The proxy design pattern is a structural design pattern from the Gang of Four (GoF) catalog that provides a surrogate or placeholder for another object to control access to it. Rather than letting clients interact with the real object directly, you introduce a proxy that sits between the client and the real subject. The proxy handles the request, optionally performs additional work, and then delegates to the real object when appropriate.

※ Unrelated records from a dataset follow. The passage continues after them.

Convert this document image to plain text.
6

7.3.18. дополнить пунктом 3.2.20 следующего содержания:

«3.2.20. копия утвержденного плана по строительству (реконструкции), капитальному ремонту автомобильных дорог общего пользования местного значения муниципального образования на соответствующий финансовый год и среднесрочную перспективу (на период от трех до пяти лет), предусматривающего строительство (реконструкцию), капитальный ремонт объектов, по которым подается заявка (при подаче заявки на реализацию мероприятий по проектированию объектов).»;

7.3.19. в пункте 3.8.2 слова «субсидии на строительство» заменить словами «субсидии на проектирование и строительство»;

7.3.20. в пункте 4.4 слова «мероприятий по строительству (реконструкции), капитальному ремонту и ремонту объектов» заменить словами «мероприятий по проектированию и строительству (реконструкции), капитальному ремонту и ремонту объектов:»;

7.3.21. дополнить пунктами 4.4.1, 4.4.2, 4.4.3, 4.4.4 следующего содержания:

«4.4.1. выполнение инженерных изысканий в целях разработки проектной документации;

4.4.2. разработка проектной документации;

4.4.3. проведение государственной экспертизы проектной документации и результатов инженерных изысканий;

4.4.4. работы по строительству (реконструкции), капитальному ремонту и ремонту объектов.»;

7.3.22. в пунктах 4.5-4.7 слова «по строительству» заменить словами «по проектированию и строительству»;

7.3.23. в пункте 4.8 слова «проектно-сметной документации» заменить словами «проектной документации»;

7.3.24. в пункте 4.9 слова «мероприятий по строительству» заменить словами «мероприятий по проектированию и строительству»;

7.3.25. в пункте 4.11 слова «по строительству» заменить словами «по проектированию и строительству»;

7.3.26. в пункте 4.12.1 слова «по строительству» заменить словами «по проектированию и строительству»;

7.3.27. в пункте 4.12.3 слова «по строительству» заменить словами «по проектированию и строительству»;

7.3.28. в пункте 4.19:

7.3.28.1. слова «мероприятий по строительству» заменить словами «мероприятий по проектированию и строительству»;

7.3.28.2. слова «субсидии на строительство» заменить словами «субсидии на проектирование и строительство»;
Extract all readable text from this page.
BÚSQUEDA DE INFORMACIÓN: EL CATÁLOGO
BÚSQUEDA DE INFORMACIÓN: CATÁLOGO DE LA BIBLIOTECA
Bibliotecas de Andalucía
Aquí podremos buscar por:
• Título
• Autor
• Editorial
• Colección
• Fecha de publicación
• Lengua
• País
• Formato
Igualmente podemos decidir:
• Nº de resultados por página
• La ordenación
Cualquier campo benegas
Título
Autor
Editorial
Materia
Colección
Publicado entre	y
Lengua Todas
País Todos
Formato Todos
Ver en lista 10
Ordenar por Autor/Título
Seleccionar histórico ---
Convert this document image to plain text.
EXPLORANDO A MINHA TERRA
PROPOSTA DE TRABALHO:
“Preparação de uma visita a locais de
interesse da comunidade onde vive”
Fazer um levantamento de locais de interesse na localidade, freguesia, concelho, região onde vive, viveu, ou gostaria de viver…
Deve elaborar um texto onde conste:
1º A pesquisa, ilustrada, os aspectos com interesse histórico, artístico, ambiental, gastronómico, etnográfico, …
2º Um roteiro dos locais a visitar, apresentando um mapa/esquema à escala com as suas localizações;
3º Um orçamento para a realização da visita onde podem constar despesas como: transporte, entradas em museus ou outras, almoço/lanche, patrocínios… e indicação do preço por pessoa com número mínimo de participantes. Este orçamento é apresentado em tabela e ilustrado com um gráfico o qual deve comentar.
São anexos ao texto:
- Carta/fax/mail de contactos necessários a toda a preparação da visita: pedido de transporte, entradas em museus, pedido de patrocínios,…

The pattern involves three core participants. The Subject is an interface or abstract class that defines the contract both the real object and the proxy must follow. The Real Subject is the actual object that does the heavy lifting -- it contains the core business logic or resource. The Proxy implements the same interface as the real subject, holds a reference to it, and controls access to it.
This structure looks similar to the decorator design pattern in C#, and that's intentional -- both patterns use composition and shared interfaces. The key difference is intent. Decorators add behavior to an object. Proxies control access to an object. A decorator always delegates to the wrapped component; a proxy might delay that delegation, deny it entirely, or cache the result to avoid delegating again.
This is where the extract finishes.